Ne connaissant le cinéma de Bresson que de nom, j'ai profité de la ressortie en version restaurée d'"une femme douce", film de 1969, pour découvrir ce réalisateur. Adapté d'une nouvelle de Dostoïevsky, le film débute par un suicide, celui d'une jeune femme (la formidable Dominique Sanda) ayant sauté depuis le balcon de l'appartement qu'elle partage avec son mari (Guy Frangin, inconnu pour moi), prêteur sur gages. Devant le corps inanimée de son épouse, il va revivre le passé et s'interroger sur leur relation et la nature des sentiments qui les ont liés (si sentiments il y a eus). La femme n'est pas nommée. L'homme non plus.

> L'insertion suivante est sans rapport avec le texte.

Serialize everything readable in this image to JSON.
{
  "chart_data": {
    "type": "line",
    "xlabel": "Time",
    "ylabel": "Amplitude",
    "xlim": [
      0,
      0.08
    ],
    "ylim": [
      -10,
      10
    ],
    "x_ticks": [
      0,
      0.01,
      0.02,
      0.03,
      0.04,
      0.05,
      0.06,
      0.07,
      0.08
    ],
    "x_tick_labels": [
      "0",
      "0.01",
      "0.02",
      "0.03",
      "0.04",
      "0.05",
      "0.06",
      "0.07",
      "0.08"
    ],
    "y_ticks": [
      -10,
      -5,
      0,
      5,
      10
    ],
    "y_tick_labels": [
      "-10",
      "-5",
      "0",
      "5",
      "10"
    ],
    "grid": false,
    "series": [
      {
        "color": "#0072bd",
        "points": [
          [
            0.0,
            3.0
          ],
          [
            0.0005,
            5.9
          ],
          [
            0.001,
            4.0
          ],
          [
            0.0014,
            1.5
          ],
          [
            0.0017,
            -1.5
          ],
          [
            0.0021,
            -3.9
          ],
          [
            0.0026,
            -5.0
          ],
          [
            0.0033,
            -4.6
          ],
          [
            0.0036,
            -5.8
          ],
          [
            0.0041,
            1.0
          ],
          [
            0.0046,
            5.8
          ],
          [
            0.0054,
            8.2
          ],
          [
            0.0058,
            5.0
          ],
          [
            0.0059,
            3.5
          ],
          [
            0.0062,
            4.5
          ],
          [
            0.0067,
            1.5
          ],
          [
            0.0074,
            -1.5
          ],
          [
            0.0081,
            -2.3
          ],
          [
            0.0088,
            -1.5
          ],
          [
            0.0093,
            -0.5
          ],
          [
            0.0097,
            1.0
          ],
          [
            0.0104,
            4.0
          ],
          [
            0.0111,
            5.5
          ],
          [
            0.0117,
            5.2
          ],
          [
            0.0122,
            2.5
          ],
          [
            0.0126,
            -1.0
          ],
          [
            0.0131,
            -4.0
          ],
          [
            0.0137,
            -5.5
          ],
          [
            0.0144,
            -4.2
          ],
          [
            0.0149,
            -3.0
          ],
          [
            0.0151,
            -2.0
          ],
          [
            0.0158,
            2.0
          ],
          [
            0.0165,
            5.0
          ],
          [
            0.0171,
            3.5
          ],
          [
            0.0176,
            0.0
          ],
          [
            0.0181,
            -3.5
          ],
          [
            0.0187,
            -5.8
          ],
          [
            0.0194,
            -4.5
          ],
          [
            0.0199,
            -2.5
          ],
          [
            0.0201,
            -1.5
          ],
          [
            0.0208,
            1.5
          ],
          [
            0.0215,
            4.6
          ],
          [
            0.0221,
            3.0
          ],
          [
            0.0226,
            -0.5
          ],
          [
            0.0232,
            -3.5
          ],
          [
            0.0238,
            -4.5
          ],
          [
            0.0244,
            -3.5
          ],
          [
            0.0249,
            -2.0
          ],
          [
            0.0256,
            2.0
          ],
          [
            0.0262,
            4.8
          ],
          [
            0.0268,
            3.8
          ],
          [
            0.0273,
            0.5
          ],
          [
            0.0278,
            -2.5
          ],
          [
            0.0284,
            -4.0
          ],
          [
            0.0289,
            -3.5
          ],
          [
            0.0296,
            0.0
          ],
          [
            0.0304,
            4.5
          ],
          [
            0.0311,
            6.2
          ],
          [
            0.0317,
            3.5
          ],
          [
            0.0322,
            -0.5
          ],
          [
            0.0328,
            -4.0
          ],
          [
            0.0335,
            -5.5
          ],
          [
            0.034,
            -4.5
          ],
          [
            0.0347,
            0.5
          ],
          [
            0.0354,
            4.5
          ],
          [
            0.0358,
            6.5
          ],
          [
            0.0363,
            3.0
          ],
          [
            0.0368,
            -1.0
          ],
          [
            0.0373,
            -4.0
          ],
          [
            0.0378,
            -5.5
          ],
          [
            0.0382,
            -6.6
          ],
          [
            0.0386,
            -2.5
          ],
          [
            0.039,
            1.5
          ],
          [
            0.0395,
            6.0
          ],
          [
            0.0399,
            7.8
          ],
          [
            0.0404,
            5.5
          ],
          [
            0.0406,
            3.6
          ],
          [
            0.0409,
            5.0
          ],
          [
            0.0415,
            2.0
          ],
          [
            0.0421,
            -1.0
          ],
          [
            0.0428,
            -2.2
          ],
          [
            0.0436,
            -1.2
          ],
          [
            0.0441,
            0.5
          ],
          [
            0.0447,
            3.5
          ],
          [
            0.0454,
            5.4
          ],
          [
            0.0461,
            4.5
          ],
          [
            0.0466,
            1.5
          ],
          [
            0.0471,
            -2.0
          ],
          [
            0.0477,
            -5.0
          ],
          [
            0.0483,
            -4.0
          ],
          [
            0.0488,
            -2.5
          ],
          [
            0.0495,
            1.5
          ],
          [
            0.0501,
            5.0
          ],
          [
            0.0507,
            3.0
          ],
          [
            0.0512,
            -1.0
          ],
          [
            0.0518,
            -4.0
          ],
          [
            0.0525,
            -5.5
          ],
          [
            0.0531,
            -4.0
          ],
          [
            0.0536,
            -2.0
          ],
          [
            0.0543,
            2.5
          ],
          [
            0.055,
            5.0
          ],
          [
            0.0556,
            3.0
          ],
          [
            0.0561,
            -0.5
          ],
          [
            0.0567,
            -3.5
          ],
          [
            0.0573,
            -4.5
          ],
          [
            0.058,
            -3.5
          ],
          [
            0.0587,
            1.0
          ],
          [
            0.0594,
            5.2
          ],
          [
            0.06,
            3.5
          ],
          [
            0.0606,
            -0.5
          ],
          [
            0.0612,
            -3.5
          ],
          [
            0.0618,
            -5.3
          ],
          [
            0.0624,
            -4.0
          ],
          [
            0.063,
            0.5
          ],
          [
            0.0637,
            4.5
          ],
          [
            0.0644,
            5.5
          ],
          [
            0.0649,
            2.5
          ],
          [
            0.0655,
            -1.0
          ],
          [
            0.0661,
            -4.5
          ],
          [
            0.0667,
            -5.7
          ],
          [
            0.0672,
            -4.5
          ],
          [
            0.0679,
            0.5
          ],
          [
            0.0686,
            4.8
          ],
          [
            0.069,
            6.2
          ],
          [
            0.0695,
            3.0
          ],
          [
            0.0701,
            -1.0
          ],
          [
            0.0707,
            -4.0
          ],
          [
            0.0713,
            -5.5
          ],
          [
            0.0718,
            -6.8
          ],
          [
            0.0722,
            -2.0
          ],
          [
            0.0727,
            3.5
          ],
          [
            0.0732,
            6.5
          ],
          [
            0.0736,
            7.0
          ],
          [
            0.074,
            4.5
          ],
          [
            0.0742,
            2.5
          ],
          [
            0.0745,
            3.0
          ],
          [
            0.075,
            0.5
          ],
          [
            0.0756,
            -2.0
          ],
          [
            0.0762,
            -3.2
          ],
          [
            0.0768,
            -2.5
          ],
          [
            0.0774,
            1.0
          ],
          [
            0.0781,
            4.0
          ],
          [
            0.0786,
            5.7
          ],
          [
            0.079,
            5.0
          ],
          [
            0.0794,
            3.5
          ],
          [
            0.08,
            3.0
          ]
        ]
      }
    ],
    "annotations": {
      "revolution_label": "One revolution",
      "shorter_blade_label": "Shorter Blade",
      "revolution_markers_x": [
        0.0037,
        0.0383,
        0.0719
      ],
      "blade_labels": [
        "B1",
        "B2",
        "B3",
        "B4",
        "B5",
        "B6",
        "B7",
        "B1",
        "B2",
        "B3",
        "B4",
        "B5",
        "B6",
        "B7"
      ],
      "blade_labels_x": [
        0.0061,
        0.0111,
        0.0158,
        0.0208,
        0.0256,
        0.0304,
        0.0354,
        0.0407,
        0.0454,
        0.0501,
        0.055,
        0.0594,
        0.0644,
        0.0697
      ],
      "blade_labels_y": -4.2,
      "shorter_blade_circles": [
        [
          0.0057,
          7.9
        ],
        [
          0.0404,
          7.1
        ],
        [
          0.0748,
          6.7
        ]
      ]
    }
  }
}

La première et la dernière scène du suicide est très réussie. Une table qui bascule, un châle qui s'envole, le traitement de la scène grave est tout en légèreté. Mais la légèreté s'arrête là. Hormis quelques belles scènes comme celle du cinéma où la femme se fait discrètement accoster par un homme, d'où s'ensuit un échange de regards entre le mari, la femme et cet homme, tout n'est que tristesse et désolation. La jeune femme, de milieu extrêmement modeste, saisit la possibilité de se marier face aux insistances de l'homme pour s'extraire de son milieu mais ce n'est que pour accéder à un monde, certes plus matériel, mais fait de silences, de froideur. Le début de leur relation n'est pas d'un franc romantisme, la suite l'est encore bien moins. Les relations entre les personnages semblent réduits au plus simple minimalisme, l'ennui gagne puis la déprime et même un certain sentiment de claustrophobie à force d'errer dans cet appartement d'où l'on souhaite à tout prix s'extraire.
Dommage car la réalisation est précise, soignée, les cadres sont étudiés, les attitudes, les gestes des personnages, jusqu'aux vêtements. L'atmosphère des années 60, les rues, la circulation, baignent le film et nous plongent dans l'époque. Un film de très bonne facture, c'est indéniable, mais quelle idée de vouloir raconter une histoire pareille !
L'image finale du cercueil que l'on visse a terminé de m'immerger dans la déprime et m'a laissée dans un état de mélancolie avancée, à la Baudelaire ("quand le ciel bas et lourd pèse comme un couvercle sur l'esprit gémissant en proie aux longs ennuis"…). Un petit air frais m'a saisie à la sortie du cinéma. Ouf, j'étais encore en vie.